MIT might not be a school you generally associate with writing, but it actually has an excellent program that offers courses in digital media and science writing, as well as creative writing, and provides plenty of guidance on how graduates can navigate the tricky job market.
You'll also have access to the university's impressive literary community, including frequent readings, writing prizes and scholarships, and the acclaimed literary journal .
Emory is renowned for its dedicated undergrad creative writing program, which draws the very best visiting scholars and writers.
You'll have fewer opportunities to pursue writing in the surrounding city, but the quality of the teachers and the range of courses might make up for that.
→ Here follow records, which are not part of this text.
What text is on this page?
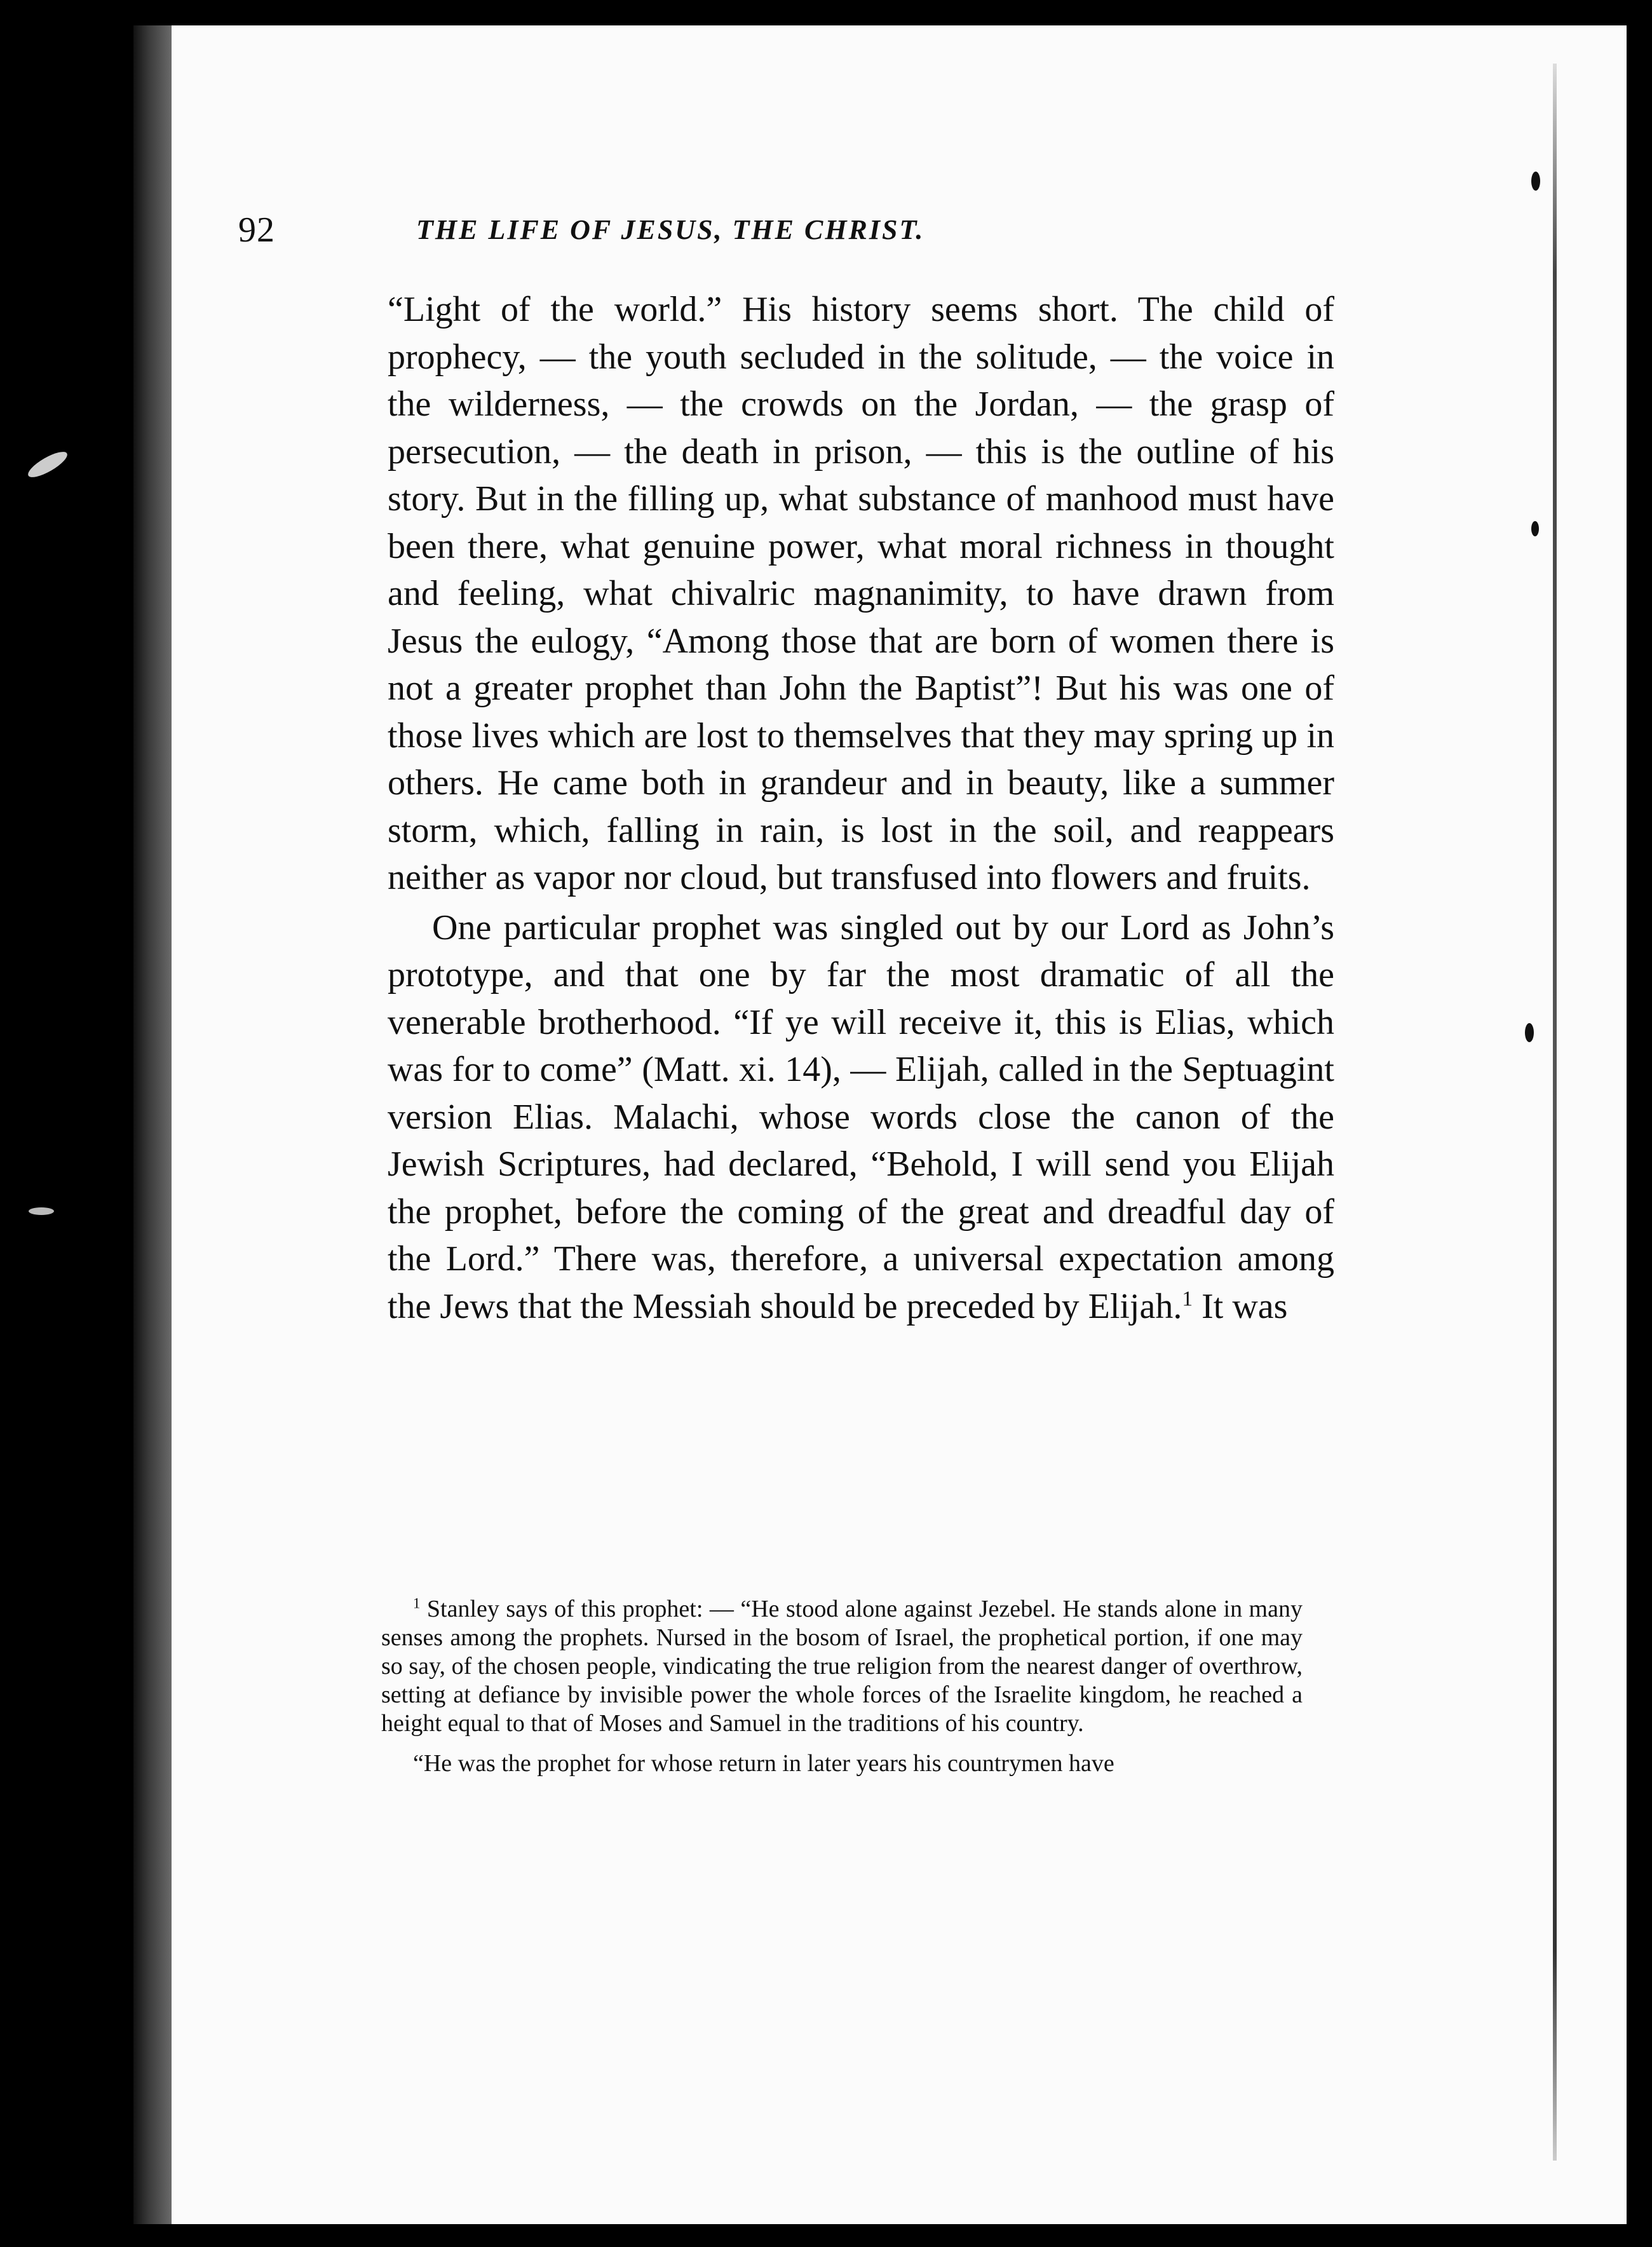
92	THE LIFE OF JESUS, THE CHRIST.

“Light of the world.” His history seems short. The child of prophecy, — the youth secluded in the solitude, — the voice in the wilderness, — the crowds on the Jordan, — the grasp of persecution, — the death in prison, — this is the outline of his story. But in the filling up, what substance of manhood must have been there, what genuine power, what moral richness in thought and feeling, what chivalric magnanimity, to have drawn from Jesus the eulogy, “Among those that are born of women there is not a greater prophet than John the Baptist”! But his was one of those lives which are lost to themselves that they may spring up in others. He came both in grandeur and in beauty, like a summer storm, which, falling in rain, is lost in the soil, and reappears neither as vapor nor cloud, but transfused into flowers and fruits.

One particular prophet was singled out by our Lord as John’s prototype, and that one by far the most dramatic of all the venerable brotherhood. “If ye will receive it, this is Elias, which was for to come” (Matt. xi. 14), — Elijah, called in the Septuagint version Elias. Malachi, whose words close the canon of the Jewish Scriptures, had declared, “Behold, I will send you Elijah the prophet, before the coming of the great and dreadful day of the Lord.” There was, therefore, a universal expectation among the Jews that the Messiah should be preceded by Elijah.$^1$ It was

$^1$ Stanley says of this prophet: — “He stood alone against Jezebel. He stands alone in many senses among the prophets. Nursed in the bosom of Israel, the prophetical portion, if one may so say, of the chosen people, vindicating the true religion from the nearest danger of overthrow, setting at defiance by invisible power the whole forces of the Israelite kingdom, he reached a height equal to that of Moses and Samuel in the traditions of his country.

“He was the prophet for whose return in later years his countrymen have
Moreover, it boasts just as impressive alumni, including actress and writer Lena Dunham.The university is also home to a top journalism program, so if you want to try your hand at non-fiction as well, you'll have plenty of opportunities to do so.Like Northwestern, Columbia is home to both a world-class creative writing program and a top journalism school (plus one of the best English departments in the country), so you have a wide range of writing-related course options.From stories to scripts and plays to poetry, you’ll develop your writing voice and improve your technique under the guidance of professional novelists, poets and playwrights.The course develops your talent and prepares you for a career in writing.To help with that, I'll explain how I came up with this highly unscientific list of great creative writing colleges.I started by narrowing my search down to schools that offered a specific creative writing major.Hamilton is another small college, located in upstate New York.It's known for giving students the freedom to pursue their interests and the support to help them explore topics in real depth, both inside and outside the classroom.Johns Hopkins is another school that's known more for engineering than it is for writing, but, like MIT, it has a dedicated writing program.As a major here, you must take not only courses in prose, poetry, and literature, but also classes on topics such as philosophy and history.